La portera le miró con desprecio, pero Ferdinand leyó en sus ojos algo más. Interpretó que había visto a Miriam y que era dueña de un secreto que la hacía sentirse superior.

– Por favor -rogó-, dígame qué sabe, le daré todo lo que tengo.

– Márchese, no sé de qué me habla, y lo de darme… usted no puede darme nada, no quiero nada de los judíos ni de sus amigos.

Mientras Günter lloraba asustado, Inge tiró de la manga de la gabardina de Ferdinand para que la siguiera, pese a que él se resistía a marcharse.

– Señora, lo único que quiero es que me diga dónde están los tíos de mi esposa, y si la ha visto a ella… ¡por favor!

– Llamaré a la policía si no deja de molestarme.

– Puede llamar a la policía, pero no puede echarme de aquí; ésta es la casa de unos familiares y si quiero me quedaré. Usted no puede expulsarme, veremos qué dicen las autoridades. Hablaré con mi embajada.

La mujer le miró asombrada. Aquel hombre que hablaba alemán con acento francés se atrevía a plantarle cara. Dudó un segundo pero de inmediato volvió a dominar la situación.

– Muy bien, llame a su embajada o a quien quiera, ya veremos qué pasa cuando se lo cuente a la policía.

– Señora Bruning, me parece que todo esto es innecesario -terció Inge-, yo doy fe de que este hombre es familiar de los Levi, de manera que usted no puede impedir que estemos aquí.

– ¡Márchense! -gritó la mujer empujándoles fuera del portal y cerrándolo de un portazo.

Cuando se encontraron en la calle Ferdinand hizo un gesto para volver atrás, pero Inge le pidió que no lo hiciera.

– Ahora estará llamando a los camisas pardas, éstos vendrán y… bueno, es mejor que no estemos aquí; ya volveremos.

– Soy ciudadano francés.

– Aquí no es nadie, ni yo, ninguno somos nada, sólo ellos. Primero le darán una paliza, luego le tirarán cerca de un estercolero; y nadie habrá visto nada ni nadie sabrá nada, dirán que se ha metido en algún lío, que es un delincuente, cualquier cosa que se les ocurra, y su embajada no hará nada. ¿No creerá que Francia declarará la guerra a Alemania por usted?

Ferdinand guardó silencio encogiéndose dentro de la gabardina.
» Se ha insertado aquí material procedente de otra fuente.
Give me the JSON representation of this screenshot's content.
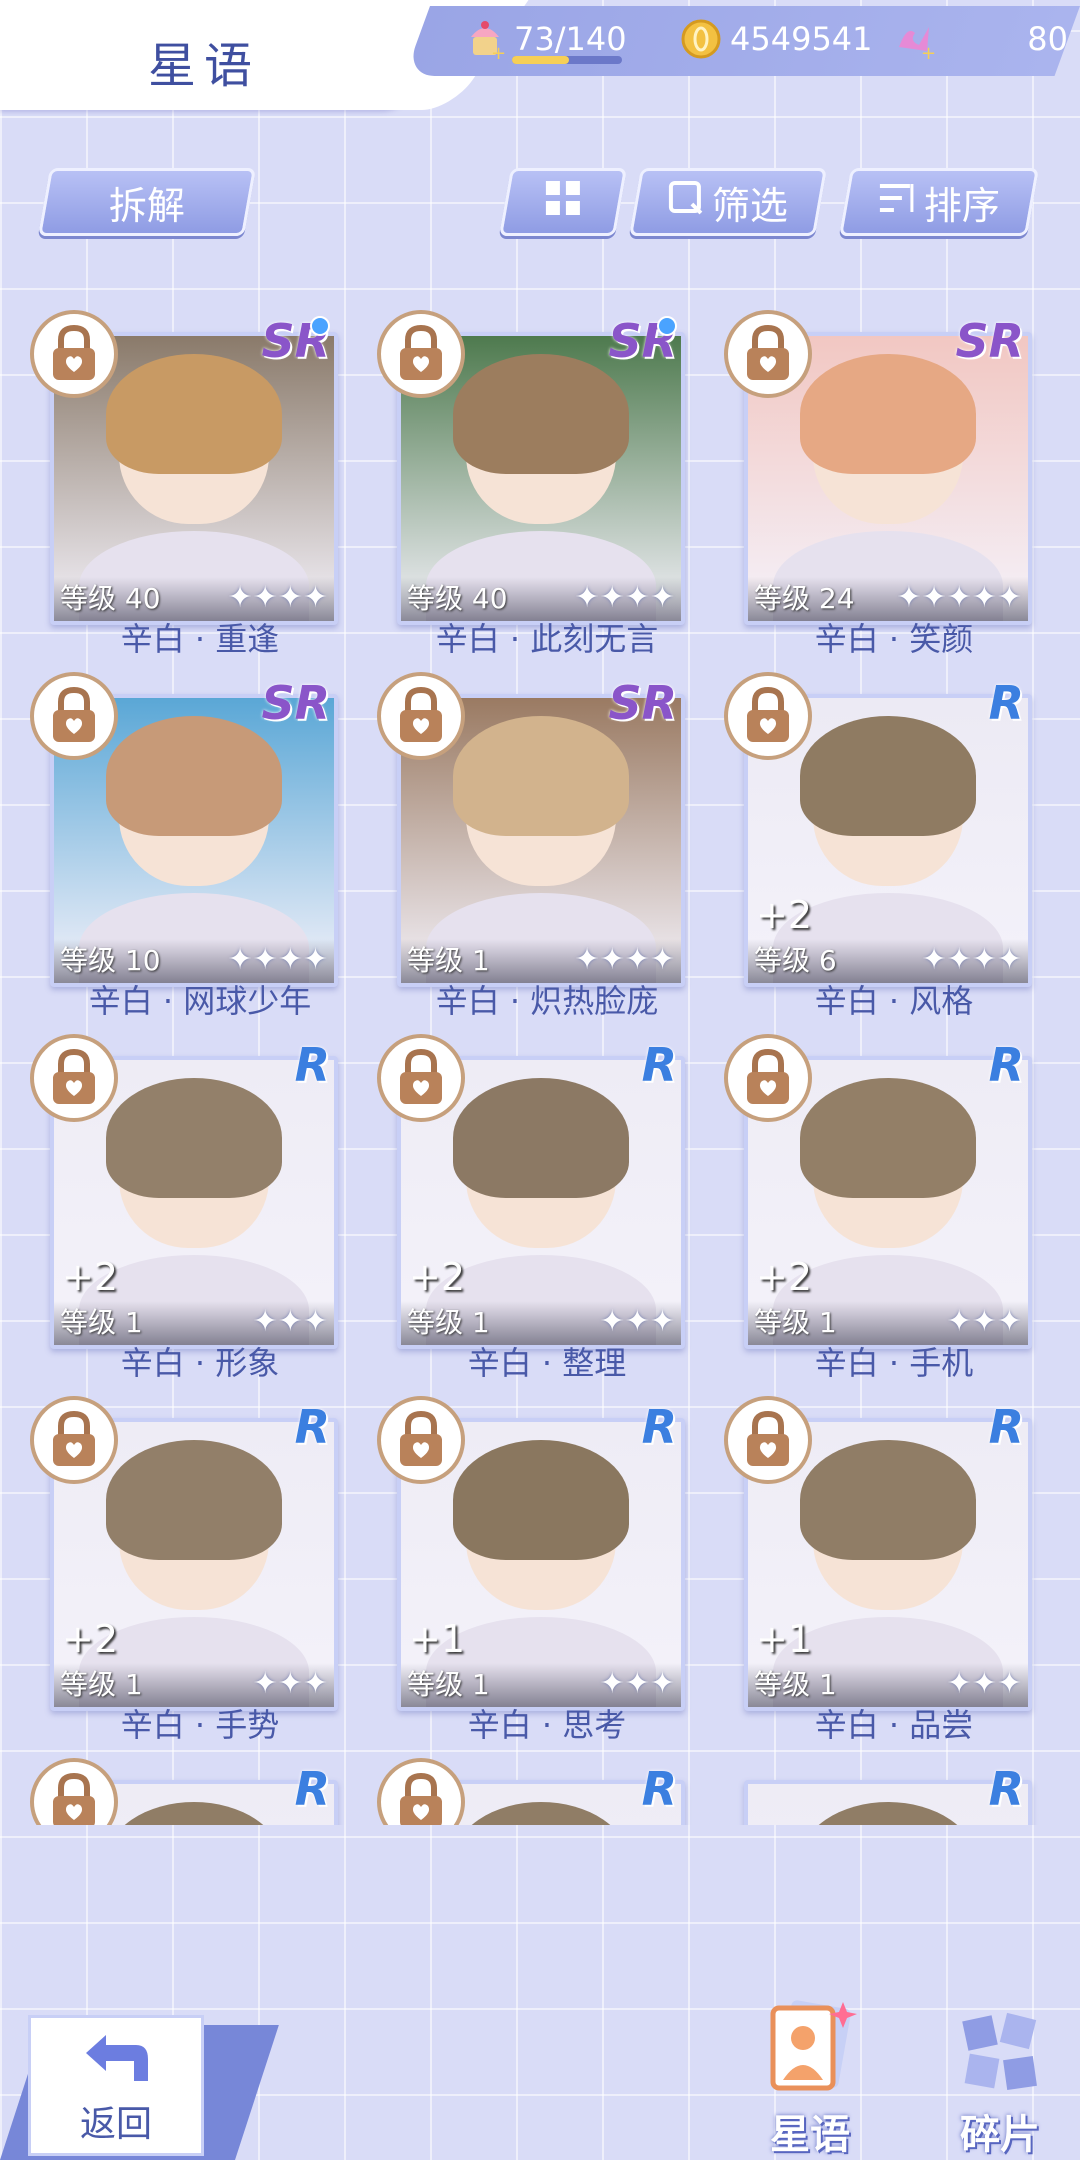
{
  "header": {
    "title": "星语",
    "stamina": {
      "value": "73/140",
      "fill": 0.52
    },
    "gold": "4549541",
    "gems": "80"
  },
  "toolbar": {
    "decompose_label": "拆解",
    "filter_label": "筛选",
    "sort_label": "排序"
  },
  "cards": [
    {
      "name": "辛白 · 重逢",
      "rarity": "SR",
      "level": "等级 40",
      "stars": "✦✦✦✦",
      "plus": "",
      "hair": "#c89a64",
      "bg": "#8a7a6a",
      "new": true
    },
    {
      "name": "辛白 · 此刻无言",
      "rarity": "SR",
      "level": "等级 40",
      "stars": "✦✦✦✦",
      "plus": "",
      "hair": "#9c7d5e",
      "bg": "#4e7a4e",
      "new": true
    },
    {
      "name": "辛白 · 笑颜",
      "rarity": "SR",
      "level": "等级 24",
      "stars": "✦✦✦✦✦",
      "plus": "",
      "hair": "#e6a884",
      "bg": "#f2c7c2",
      "new": false
    },
    {
      "name": "辛白 · 网球少年",
      "rarity": "SR",
      "level": "等级 10",
      "stars": "✦✦✦✦",
      "plus": "",
      "hair": "#c79a78",
      "bg": "#5aa7d6",
      "new": false
    },
    {
      "name": "辛白 · 炽热脸庞",
      "rarity": "SR",
      "level": "等级 1",
      "stars": "✦✦✦✦",
      "plus": "",
      "hair": "#d2b38d",
      "bg": "#9a7a62",
      "new": false
    },
    {
      "name": "辛白 · 风格",
      "rarity": "R",
      "level": "等级 6",
      "stars": "✦✦✦✦",
      "plus": "+2",
      "hair": "#8f7b62",
      "bg": "#eceaf4",
      "new": false
    },
    {
      "name": "辛白 · 形象",
      "rarity": "R",
      "level": "等级 1",
      "stars": "✦✦✦",
      "plus": "+2",
      "hair": "#93806a",
      "bg": "#eeecf5",
      "new": false
    },
    {
      "name": "辛白 · 整理",
      "rarity": "R",
      "level": "等级 1",
      "stars": "✦✦✦",
      "plus": "+2",
      "hair": "#8c7964",
      "bg": "#eeecf5",
      "new": false
    },
    {
      "name": "辛白 · 手机",
      "rarity": "R",
      "level": "等级 1",
      "stars": "✦✦✦",
      "plus": "+2",
      "hair": "#937f67",
      "bg": "#eeecf5",
      "new": false
    },
    {
      "name": "辛白 · 手势",
      "rarity": "R",
      "level": "等级 1",
      "stars": "✦✦✦",
      "plus": "+2",
      "hair": "#927f69",
      "bg": "#eeecf5",
      "new": false
    },
    {
      "name": "辛白 · 思考",
      "rarity": "R",
      "level": "等级 1",
      "stars": "✦✦✦",
      "plus": "+1",
      "hair": "#8a775f",
      "bg": "#eeecf5",
      "new": false
    },
    {
      "name": "辛白 · 品尝",
      "rarity": "R",
      "level": "等级 1",
      "stars": "✦✦✦",
      "plus": "+1",
      "hair": "#907d66",
      "bg": "#eeecf5",
      "new": false
    },
    {
      "name": "",
      "rarity": "R",
      "level": "",
      "stars": "",
      "plus": "",
      "hair": "#907d66",
      "bg": "#eeecf5",
      "new": false
    },
    {
      "name": "",
      "rarity": "R",
      "level": "",
      "stars": "",
      "plus": "",
      "hair": "#907d66",
      "bg": "#eeecf5",
      "new": false
    },
    {
      "name": "",
      "rarity": "R",
      "level": "",
      "stars": "",
      "plus": "",
      "hair": "#907d66",
      "bg": "#eeecf5",
      "new": false,
      "locked": false
    }
  ],
  "nav": {
    "back_label": "返回",
    "stars_label": "星语",
    "fragments_label": "碎片"
  },
  "colors": {
    "accent": "#4959a8",
    "panel": "#9aa5e6",
    "sr": "#8a55c9",
    "r": "#3b7fe0"
  }
}
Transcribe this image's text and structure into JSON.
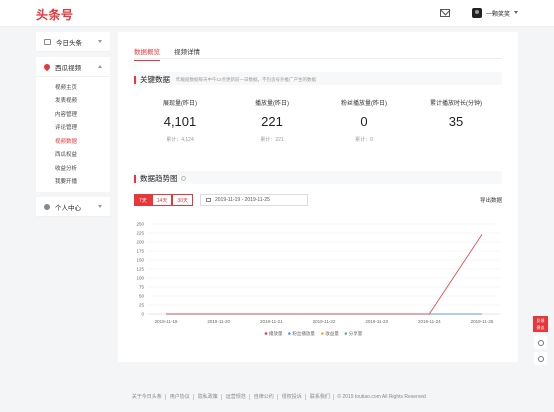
{
  "header": {
    "logo": "头条号",
    "username": "一颗笑笑",
    "icons": [
      "mail-icon",
      "avatar"
    ]
  },
  "sidebar": {
    "groups": [
      {
        "label": "今日头条",
        "icon": "document-icon",
        "expanded": false
      },
      {
        "label": "西瓜视频",
        "icon": "xigua-icon",
        "expanded": true,
        "items": [
          {
            "label": "视频主页"
          },
          {
            "label": "发表视频"
          },
          {
            "label": "内容管理"
          },
          {
            "label": "评论管理"
          },
          {
            "label": "视频数据",
            "active": true
          },
          {
            "label": "西瓜权益"
          },
          {
            "label": "收益分析"
          },
          {
            "label": "我要开播"
          }
        ]
      },
      {
        "label": "个人中心",
        "icon": "user-icon",
        "expanded": false
      }
    ]
  },
  "main": {
    "tabs": [
      {
        "label": "数据概览",
        "active": true
      },
      {
        "label": "视频详情",
        "active": false
      }
    ],
    "key_data": {
      "title": "关键数据",
      "note": "昨缓缆数据每天中午12点更新前一日数据，不包含号外推广产生的数据",
      "stats": [
        {
          "label": "展现量(昨日)",
          "value": "4,101",
          "total": "累计：4,124"
        },
        {
          "label": "播放量(昨日)",
          "value": "221",
          "total": "累计：221"
        },
        {
          "label": "粉丝播放量(昨日)",
          "value": "0",
          "total": "累计：0"
        },
        {
          "label": "累计播放时长(分钟)",
          "value": "35",
          "total": ""
        }
      ]
    },
    "trend": {
      "title": "数据趋势图",
      "ranges": [
        {
          "label": "7天",
          "active": true
        },
        {
          "label": "14天",
          "active": false
        },
        {
          "label": "30天",
          "active": false
        }
      ],
      "date_range": "2019-11-19 - 2019-11-25",
      "export_label": "导出数据"
    }
  },
  "chart_data": {
    "type": "line",
    "x": [
      "2019-11-19",
      "2019-11-20",
      "2019-11-21",
      "2019-11-22",
      "2019-11-23",
      "2019-11-24",
      "2019-11-25"
    ],
    "yticks": [
      0,
      25,
      50,
      75,
      100,
      125,
      150,
      175,
      200,
      225,
      250
    ],
    "ylim": [
      0,
      250
    ],
    "series": [
      {
        "name": "播放量",
        "color": "#e8373a",
        "values": [
          0,
          0,
          0,
          0,
          0,
          0,
          221
        ]
      },
      {
        "name": "粉丝播放量",
        "color": "#3aa0e8",
        "values": [
          0,
          0,
          0,
          0,
          0,
          0,
          0
        ]
      },
      {
        "name": "收益量",
        "color": "#f5a623",
        "values": [
          0,
          0,
          0,
          0,
          0,
          0,
          0
        ]
      },
      {
        "name": "分享量",
        "color": "#46b8a0",
        "values": [
          0,
          0,
          0,
          0,
          0,
          0,
          0
        ]
      }
    ],
    "grid": true,
    "legend": "bottom-center"
  },
  "float": {
    "feedback_line1": "反馈",
    "feedback_line2": "建议"
  },
  "footer": {
    "links": [
      "关于今日头条",
      "用户协议",
      "隐私政策",
      "运营规范",
      "自律公约",
      "侵权投诉",
      "联系我们"
    ],
    "copyright": "© 2019 toutiao.com All Rights Reserved"
  }
}
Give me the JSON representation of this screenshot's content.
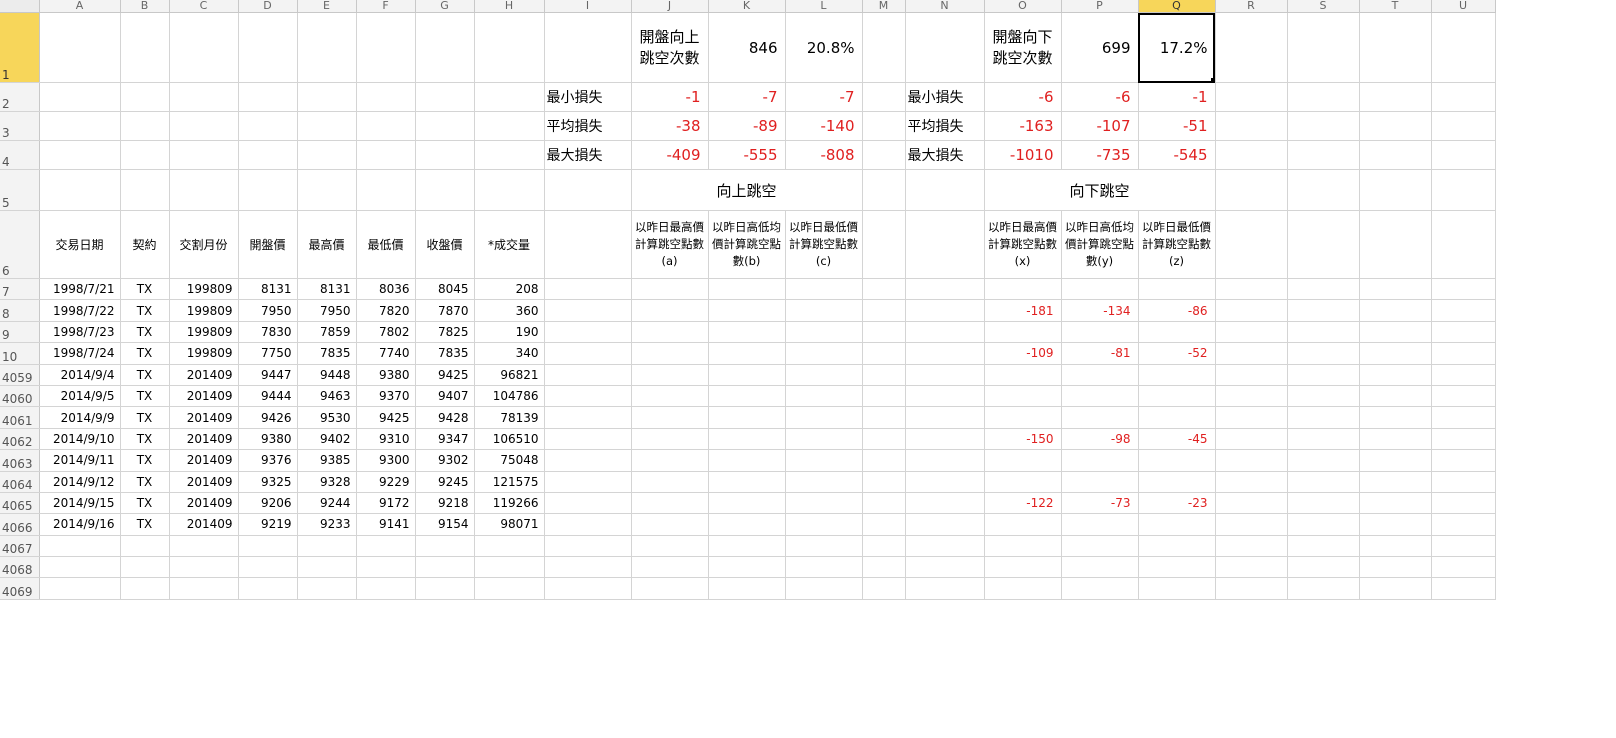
{
  "columns": [
    "",
    "A",
    "B",
    "C",
    "D",
    "E",
    "F",
    "G",
    "H",
    "I",
    "J",
    "K",
    "L",
    "M",
    "N",
    "O",
    "P",
    "Q",
    "R",
    "S",
    "T",
    "U"
  ],
  "selected_cell": "Q1",
  "summary": {
    "up_title": "開盤向上\n跳空次數",
    "up_count": "846",
    "up_pct": "20.8%",
    "down_title": "開盤向下\n跳空次數",
    "down_count": "699",
    "down_pct": "17.2%",
    "stats": [
      {
        "label": "最小損失",
        "up": [
          "-1",
          "-7",
          "-7"
        ],
        "down": [
          "-6",
          "-6",
          "-1"
        ]
      },
      {
        "label": "平均損失",
        "up": [
          "-38",
          "-89",
          "-140"
        ],
        "down": [
          "-163",
          "-107",
          "-51"
        ]
      },
      {
        "label": "最大損失",
        "up": [
          "-409",
          "-555",
          "-808"
        ],
        "down": [
          "-1010",
          "-735",
          "-545"
        ]
      }
    ],
    "up_section": "向上跳空",
    "down_section": "向下跳空",
    "up_headers": [
      "以昨日最高價計算跳空點數(a)",
      "以昨日高低均價計算跳空點數(b)",
      "以昨日最低價計算跳空點數(c)"
    ],
    "down_headers": [
      "以昨日最高價計算跳空點數(x)",
      "以昨日高低均價計算跳空點數(y)",
      "以昨日最低價計算跳空點數(z)"
    ]
  },
  "table_headers": [
    "交易日期",
    "契約",
    "交割月份",
    "開盤價",
    "最高價",
    "最低價",
    "收盤價",
    "*成交量"
  ],
  "rows": [
    {
      "n": "7",
      "date": "1998/7/21",
      "contract": "TX",
      "month": "199809",
      "open": "8131",
      "high": "8131",
      "low": "8036",
      "close": "8045",
      "vol": "208",
      "down": [
        "",
        "",
        ""
      ]
    },
    {
      "n": "8",
      "date": "1998/7/22",
      "contract": "TX",
      "month": "199809",
      "open": "7950",
      "high": "7950",
      "low": "7820",
      "close": "7870",
      "vol": "360",
      "down": [
        "-181",
        "-134",
        "-86"
      ]
    },
    {
      "n": "9",
      "date": "1998/7/23",
      "contract": "TX",
      "month": "199809",
      "open": "7830",
      "high": "7859",
      "low": "7802",
      "close": "7825",
      "vol": "190",
      "down": [
        "",
        "",
        ""
      ]
    },
    {
      "n": "10",
      "date": "1998/7/24",
      "contract": "TX",
      "month": "199809",
      "open": "7750",
      "high": "7835",
      "low": "7740",
      "close": "7835",
      "vol": "340",
      "down": [
        "-109",
        "-81",
        "-52"
      ]
    },
    {
      "n": "4059",
      "date": "2014/9/4",
      "contract": "TX",
      "month": "201409",
      "open": "9447",
      "high": "9448",
      "low": "9380",
      "close": "9425",
      "vol": "96821",
      "down": [
        "",
        "",
        ""
      ]
    },
    {
      "n": "4060",
      "date": "2014/9/5",
      "contract": "TX",
      "month": "201409",
      "open": "9444",
      "high": "9463",
      "low": "9370",
      "close": "9407",
      "vol": "104786",
      "down": [
        "",
        "",
        ""
      ]
    },
    {
      "n": "4061",
      "date": "2014/9/9",
      "contract": "TX",
      "month": "201409",
      "open": "9426",
      "high": "9530",
      "low": "9425",
      "close": "9428",
      "vol": "78139",
      "down": [
        "",
        "",
        ""
      ]
    },
    {
      "n": "4062",
      "date": "2014/9/10",
      "contract": "TX",
      "month": "201409",
      "open": "9380",
      "high": "9402",
      "low": "9310",
      "close": "9347",
      "vol": "106510",
      "down": [
        "-150",
        "-98",
        "-45"
      ]
    },
    {
      "n": "4063",
      "date": "2014/9/11",
      "contract": "TX",
      "month": "201409",
      "open": "9376",
      "high": "9385",
      "low": "9300",
      "close": "9302",
      "vol": "75048",
      "down": [
        "",
        "",
        ""
      ]
    },
    {
      "n": "4064",
      "date": "2014/9/12",
      "contract": "TX",
      "month": "201409",
      "open": "9325",
      "high": "9328",
      "low": "9229",
      "close": "9245",
      "vol": "121575",
      "down": [
        "",
        "",
        ""
      ]
    },
    {
      "n": "4065",
      "date": "2014/9/15",
      "contract": "TX",
      "month": "201409",
      "open": "9206",
      "high": "9244",
      "low": "9172",
      "close": "9218",
      "vol": "119266",
      "down": [
        "-122",
        "-73",
        "-23"
      ]
    },
    {
      "n": "4066",
      "date": "2014/9/16",
      "contract": "TX",
      "month": "201409",
      "open": "9219",
      "high": "9233",
      "low": "9141",
      "close": "9154",
      "vol": "98071",
      "down": [
        "",
        "",
        ""
      ]
    }
  ],
  "empty_rows": [
    "4067",
    "4068",
    "4069"
  ],
  "header_rows": [
    "1",
    "2",
    "3",
    "4",
    "5",
    "6"
  ]
}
Se sentía más impotente que nunca.

– Miriam estuvo en casa de sus tíos -afirmó con apenas un hilo de voz.

– Puede ser, pero ellos ya no estaban allí.

– Si preguntó a esa mujer…

– Si lo hizo, no sabemos lo que pasó.

– Pero estoy seguro de que estuvo en la casa. Necesito hablar con los otros vecinos; alguien tiene que saber algo.

Inge se detuvo bruscamente, se situó frente a él con rostro muy serio.

– Quiero ayudarle, pero de manera inteligente. No sabe a lo que se está enfrentando.

– ¿Y usted sí?

– Yo sí. Yo vivo aquí, yo he visto a miles de judíos inscribirse en un censo como judíos, prenderse una estrella amarilla en la ropa para salir a la calle; yo he visto sus comercios y sus casas destruidos como los de Yitzhak y Sara, y también he visto desaparecer a compañeros de la universidad, comunistas como el padre de mi hijo, y he podido comprobar que la gente a mi alrededor no ve nada. Se lo explico pero se niega a creerme.